The disastrous consequences of failure to realize this basic truth is nowhere more strikingly exemplified than in the field of white world-politics during the half-century preceding the Great War. That period was dominated by two antithetical schools of political thinking: national-imperialism and internationalism. Swayed by the ill-balanced spirit of the times, both schools developed extremist tendencies; the former producing such monstrous aberrations as Pan-Germanism and Pan-Slavism, the latter evolving almost equally vicious concepts like cosmopolitanism and proletarianism. The adherents of these rival schools combated one another and wrangled among themselves. They both disregarded the basic significance of race, together with its immediate corollary, the essential solidarity of the white world.
As a matter of fact, white solidarity has been one of the great constants of history. For ages the white peoples have possessed a true “symbiosis” or common life, ceaselessly mingling their bloods and exchanging their ideas. Accordingly, the various white nations which are the race’s political expression may be regarded as so many planets gravitating about the sun of a common civilization. No such sustained and intimate race-solidarity has ever before been recorded in human annals. Not even the solidarity of the yellow peoples is comparable in scope.
Of course the white world’s internal frictions have been legion, and at certain times these frictions have become so acute that white men have been led to disregard or even to deny their fundamental unity. This is perhaps also because white solidarity is so pervasive that we live in it, and thus ordinarily do not perceive it any more than we do the air we breathe. Should white men ever really lose their instinct of race-solidarity, they would asphyxiate racially as swiftly and surely as they would asphyxiate physically if the atmospheric oxygen should suddenly be withdrawn. However, down to 1914 at least, the white world never came within measurable distance of this fatal possibility. On the contrary, the white peoples were continually expressing their fundamental solidarity by various unifying concepts like the “Pax Romana” of antiquity, the “Civitas Dei” or Christian commonwealth of the Middle Ages, and the “European Concert” of nineteenth-century diplomacy.

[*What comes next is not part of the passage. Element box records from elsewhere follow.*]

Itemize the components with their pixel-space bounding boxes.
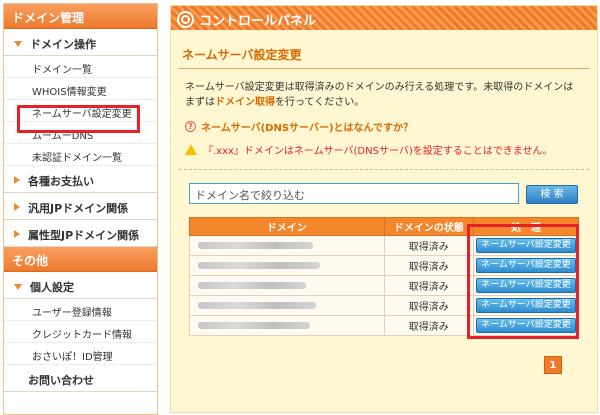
sidebar-section-domain-ops[interactable]: ドメイン操作: [4, 29, 157, 56]
caret-right-icon: [14, 230, 20, 238]
domain-cell-blurred: [189, 255, 385, 276]
sidebar-item-osaipo-id[interactable]: おさいぽ！ID管理: [4, 343, 157, 365]
domain-cell-blurred: [189, 275, 385, 296]
panel-header: コントロールパネル: [171, 6, 597, 30]
domain-acquire-link[interactable]: ドメイン取得: [215, 97, 275, 108]
status-cell: 取得済み: [383, 295, 475, 316]
warning-message: 『.xxx』ドメインはネームサーバ(DNSサーバ)を設定することはできません。: [185, 142, 552, 157]
status-cell: 取得済み: [383, 315, 475, 336]
column-header-status: ドメインの状態: [383, 217, 475, 236]
status-cell: 取得済み: [383, 235, 475, 256]
caret-right-icon: [14, 203, 20, 211]
sidebar-item-whois[interactable]: WHOIS情報変更: [4, 78, 157, 100]
caret-right-icon: [14, 176, 20, 184]
status-cell: 取得済み: [383, 275, 475, 296]
search-button[interactable]: 検 索: [526, 185, 578, 204]
domain-cell-blurred: [189, 295, 385, 316]
question-icon: ?: [185, 121, 196, 132]
sidebar-item-user-info[interactable]: ユーザー登録情報: [4, 299, 157, 321]
sidebar-section-general-jp[interactable]: 汎用JPドメイン関係: [4, 193, 157, 220]
caret-down-icon: [14, 41, 22, 47]
divider: [179, 68, 589, 69]
gear-icon: [177, 11, 194, 28]
status-cell: 取得済み: [383, 255, 475, 276]
sidebar-item-domain-list[interactable]: ドメイン一覧: [4, 56, 157, 78]
warning-icon: [185, 144, 197, 155]
domain-cell-blurred: [189, 235, 385, 256]
sidebar-section-personal[interactable]: 個人設定: [4, 272, 157, 299]
highlight-box-actions: [467, 224, 579, 339]
page-title: ネームサーバ設定変更: [182, 48, 302, 62]
search-input[interactable]: ドメイン名で絞り込む: [189, 183, 519, 204]
sidebar: ドメイン管理 ドメイン操作 ドメイン一覧 WHOIS情報変更 ネームサーバ設定変…: [3, 3, 158, 415]
control-panel: コントロールパネル ネームサーバ設定変更 ネームサーバ設定変更は取得済みのドメイ…: [170, 5, 598, 413]
column-header-domain: ドメイン: [189, 217, 385, 236]
highlight-box-sidebar: [17, 105, 140, 133]
domain-cell-blurred: [189, 315, 385, 336]
sidebar-item-contact[interactable]: お問い合わせ: [4, 365, 157, 392]
caret-down-icon: [14, 284, 22, 290]
pagination-page-1[interactable]: 1: [544, 356, 562, 374]
sidebar-section-payments[interactable]: 各種お支払い: [4, 166, 157, 193]
sidebar-item-credit-card[interactable]: クレジットカード情報: [4, 321, 157, 343]
sidebar-header: ドメイン管理: [4, 4, 157, 29]
description: ネームサーバ設定変更は取得済みのドメインのみ行える処理です。未取得のドメインは …: [185, 82, 574, 108]
faq-link[interactable]: ? ネームサーバ(DNSサーバー)とはなんですか？: [185, 119, 413, 134]
dashed-divider: [179, 169, 589, 170]
sidebar-other-header: その他: [4, 247, 157, 272]
sidebar-item-unverified[interactable]: 未認証ドメイン一覧: [4, 144, 157, 166]
sidebar-section-attribute-jp[interactable]: 属性型JPドメイン関係: [4, 220, 157, 247]
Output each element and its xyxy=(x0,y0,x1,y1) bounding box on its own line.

It was typical of the malaise which was overtaking the white world that the close of the nineteenth century should have witnessed an ominous ignoring of white solidarity; that national-imperialists should have breathed mutual slaughter while internationalists caressed visions of “human solidarity” culminating in universal race-amalgamation; lastly, that Asia’s incipient revolt against white supremacy, typified by the Russo-Japanese War, should have found zealous white sponsors and abetters.

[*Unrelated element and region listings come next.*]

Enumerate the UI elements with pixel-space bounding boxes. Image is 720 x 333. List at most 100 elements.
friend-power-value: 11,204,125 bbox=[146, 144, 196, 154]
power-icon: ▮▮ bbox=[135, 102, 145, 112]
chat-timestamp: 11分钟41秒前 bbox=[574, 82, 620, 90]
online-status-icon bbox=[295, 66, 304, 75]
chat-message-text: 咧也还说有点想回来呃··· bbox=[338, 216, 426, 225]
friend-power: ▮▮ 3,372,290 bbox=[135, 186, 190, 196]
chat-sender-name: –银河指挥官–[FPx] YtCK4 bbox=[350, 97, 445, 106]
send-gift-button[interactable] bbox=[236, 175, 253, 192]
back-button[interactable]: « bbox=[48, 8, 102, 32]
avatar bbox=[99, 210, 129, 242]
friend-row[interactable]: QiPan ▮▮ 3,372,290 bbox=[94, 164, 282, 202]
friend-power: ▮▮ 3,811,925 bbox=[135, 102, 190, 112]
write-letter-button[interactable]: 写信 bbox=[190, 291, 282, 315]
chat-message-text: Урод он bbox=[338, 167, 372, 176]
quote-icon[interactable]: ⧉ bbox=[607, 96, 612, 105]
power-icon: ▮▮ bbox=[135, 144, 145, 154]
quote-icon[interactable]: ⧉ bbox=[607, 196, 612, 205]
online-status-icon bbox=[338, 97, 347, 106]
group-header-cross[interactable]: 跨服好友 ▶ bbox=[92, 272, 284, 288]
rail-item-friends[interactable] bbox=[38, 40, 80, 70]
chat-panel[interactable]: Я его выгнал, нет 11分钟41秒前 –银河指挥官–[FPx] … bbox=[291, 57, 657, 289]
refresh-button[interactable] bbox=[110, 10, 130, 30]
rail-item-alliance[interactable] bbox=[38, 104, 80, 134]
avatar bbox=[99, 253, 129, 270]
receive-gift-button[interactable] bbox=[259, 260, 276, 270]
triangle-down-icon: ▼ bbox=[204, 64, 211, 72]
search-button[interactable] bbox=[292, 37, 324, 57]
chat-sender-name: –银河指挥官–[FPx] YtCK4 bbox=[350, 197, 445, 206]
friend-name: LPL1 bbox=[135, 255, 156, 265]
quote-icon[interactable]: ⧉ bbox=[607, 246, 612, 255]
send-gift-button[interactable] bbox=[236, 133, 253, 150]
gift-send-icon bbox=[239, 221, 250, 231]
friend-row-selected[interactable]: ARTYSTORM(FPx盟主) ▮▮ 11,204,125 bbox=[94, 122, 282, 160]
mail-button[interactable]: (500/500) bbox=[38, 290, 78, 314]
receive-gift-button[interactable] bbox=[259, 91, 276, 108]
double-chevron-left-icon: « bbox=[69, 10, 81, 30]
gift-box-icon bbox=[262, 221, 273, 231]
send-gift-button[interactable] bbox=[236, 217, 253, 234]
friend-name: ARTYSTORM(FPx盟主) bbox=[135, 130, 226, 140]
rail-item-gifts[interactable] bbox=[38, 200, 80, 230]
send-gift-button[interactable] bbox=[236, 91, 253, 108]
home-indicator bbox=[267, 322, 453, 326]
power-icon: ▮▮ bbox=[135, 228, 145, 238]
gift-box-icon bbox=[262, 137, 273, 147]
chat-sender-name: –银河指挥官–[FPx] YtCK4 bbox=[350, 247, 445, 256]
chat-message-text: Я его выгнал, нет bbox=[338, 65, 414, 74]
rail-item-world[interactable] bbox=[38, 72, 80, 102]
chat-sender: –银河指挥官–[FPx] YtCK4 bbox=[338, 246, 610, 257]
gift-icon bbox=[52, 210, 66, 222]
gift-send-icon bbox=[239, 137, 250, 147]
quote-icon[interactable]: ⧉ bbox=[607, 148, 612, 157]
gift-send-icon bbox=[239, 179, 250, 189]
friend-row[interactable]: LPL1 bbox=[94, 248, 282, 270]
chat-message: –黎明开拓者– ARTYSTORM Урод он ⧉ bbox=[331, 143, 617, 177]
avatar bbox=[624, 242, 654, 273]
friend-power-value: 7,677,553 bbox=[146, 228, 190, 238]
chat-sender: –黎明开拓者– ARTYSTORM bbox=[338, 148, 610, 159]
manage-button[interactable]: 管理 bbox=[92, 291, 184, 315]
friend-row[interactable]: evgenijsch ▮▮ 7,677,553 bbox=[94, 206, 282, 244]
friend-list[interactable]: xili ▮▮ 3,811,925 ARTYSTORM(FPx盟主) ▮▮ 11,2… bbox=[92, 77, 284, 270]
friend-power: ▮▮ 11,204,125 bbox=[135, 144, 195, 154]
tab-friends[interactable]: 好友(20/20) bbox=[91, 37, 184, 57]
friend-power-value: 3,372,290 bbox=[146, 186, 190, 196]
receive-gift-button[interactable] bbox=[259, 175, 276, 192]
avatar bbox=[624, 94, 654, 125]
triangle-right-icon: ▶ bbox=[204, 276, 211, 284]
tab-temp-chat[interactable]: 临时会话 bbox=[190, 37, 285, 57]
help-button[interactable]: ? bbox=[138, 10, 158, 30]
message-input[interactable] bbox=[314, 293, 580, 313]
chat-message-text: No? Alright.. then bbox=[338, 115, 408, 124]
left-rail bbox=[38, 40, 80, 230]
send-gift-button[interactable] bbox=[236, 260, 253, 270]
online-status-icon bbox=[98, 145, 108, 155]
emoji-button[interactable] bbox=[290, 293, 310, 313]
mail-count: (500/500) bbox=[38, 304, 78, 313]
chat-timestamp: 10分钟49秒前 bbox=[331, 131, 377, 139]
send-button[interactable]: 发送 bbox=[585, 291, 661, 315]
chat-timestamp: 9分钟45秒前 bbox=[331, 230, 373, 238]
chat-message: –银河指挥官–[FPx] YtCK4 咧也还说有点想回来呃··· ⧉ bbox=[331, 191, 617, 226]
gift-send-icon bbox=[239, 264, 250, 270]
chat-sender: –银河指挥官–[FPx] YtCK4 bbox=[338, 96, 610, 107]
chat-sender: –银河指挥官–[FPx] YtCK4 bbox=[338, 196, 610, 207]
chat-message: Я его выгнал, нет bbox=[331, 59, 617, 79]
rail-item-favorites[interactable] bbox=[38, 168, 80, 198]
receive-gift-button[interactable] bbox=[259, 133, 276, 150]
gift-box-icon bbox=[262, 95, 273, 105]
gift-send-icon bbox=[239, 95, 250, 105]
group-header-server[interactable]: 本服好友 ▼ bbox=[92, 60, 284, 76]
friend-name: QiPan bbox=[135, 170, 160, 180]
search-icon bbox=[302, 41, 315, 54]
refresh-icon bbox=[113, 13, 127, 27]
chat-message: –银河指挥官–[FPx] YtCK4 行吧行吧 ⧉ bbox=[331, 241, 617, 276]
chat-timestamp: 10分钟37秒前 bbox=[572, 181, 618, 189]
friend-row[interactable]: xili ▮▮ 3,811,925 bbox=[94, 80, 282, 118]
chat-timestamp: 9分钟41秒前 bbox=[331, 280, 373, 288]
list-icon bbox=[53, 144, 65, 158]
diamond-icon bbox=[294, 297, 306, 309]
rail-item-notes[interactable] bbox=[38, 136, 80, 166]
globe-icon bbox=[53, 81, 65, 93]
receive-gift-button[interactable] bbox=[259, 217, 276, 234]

Nothing, indeed, better illustrates the white world’s unsoundness at the beginning of the present century than its reaction to the Russo-Japanese conflict. The tremendous significance of that event was no more lost upon the whites than it was upon the colored peoples. Most far-seeing white men recognized it as an omen of evil import for their race-future. And yet, even in the first access of apprehension, these same persons generally admitted that they saw no prospect of healing, constructive action to remedy the ills which were driving the white world along the downward path. Analyzing the possibility of Europe’s presenting a common front to the perils disclosed by the Japanese victories, the French publicist Réné Pinon sadly concluded in the negative, believing that political passions, social hates, and national rivalries would speak louder than the general interest. “Contemporary Europe,” he wrote, in 1905, “is probably not ready to receive and understand the lesson of the war. What are the examples of history to those gigantic commercial houses, uneasy for their New Year’s balances, which are our modern nations? It is in the nature of States founded on mercantilism to content themselves with a hand-to-mouth policy, without general views or idealism, satisfied with immediate gains and unable to prepare against a distant future.
“Whence, in the Europe of to-day, could come the principle of an entente, and on what could it be based? Too many divergent interests, too many rival ambitions, too many festering hates, too many ‘dead who speak,’ are present to stifle the voice of Europe’s conscience.
“However menacing the external danger, we fear that political rancors would not down; that the enemy from without would find accomplices, or at least unconscious auxiliaries, within. Far more than in its regiments and battleships, the power of Japan lies in our discords, in the absence of an ideal capable of lifting the European peoples above the daily pursuit of immediate interests, capable of stirring their hearts with the thrill of a common emotion. The true ‘Yellow Peril’ lies within us.”[100]
Réné Pinon was a true prophet. Not only was the “writing on the wall” not taken to heart, the decade following the Russo-Japanese conflict witnessed a prodigious aggravation of all the ills which had afflicted white civilization during the nineteenth century. As if scourged by a tragic fate, the white world hurtled along the downward path, until it entered the fell shadow of—the modern Peloponnesian War.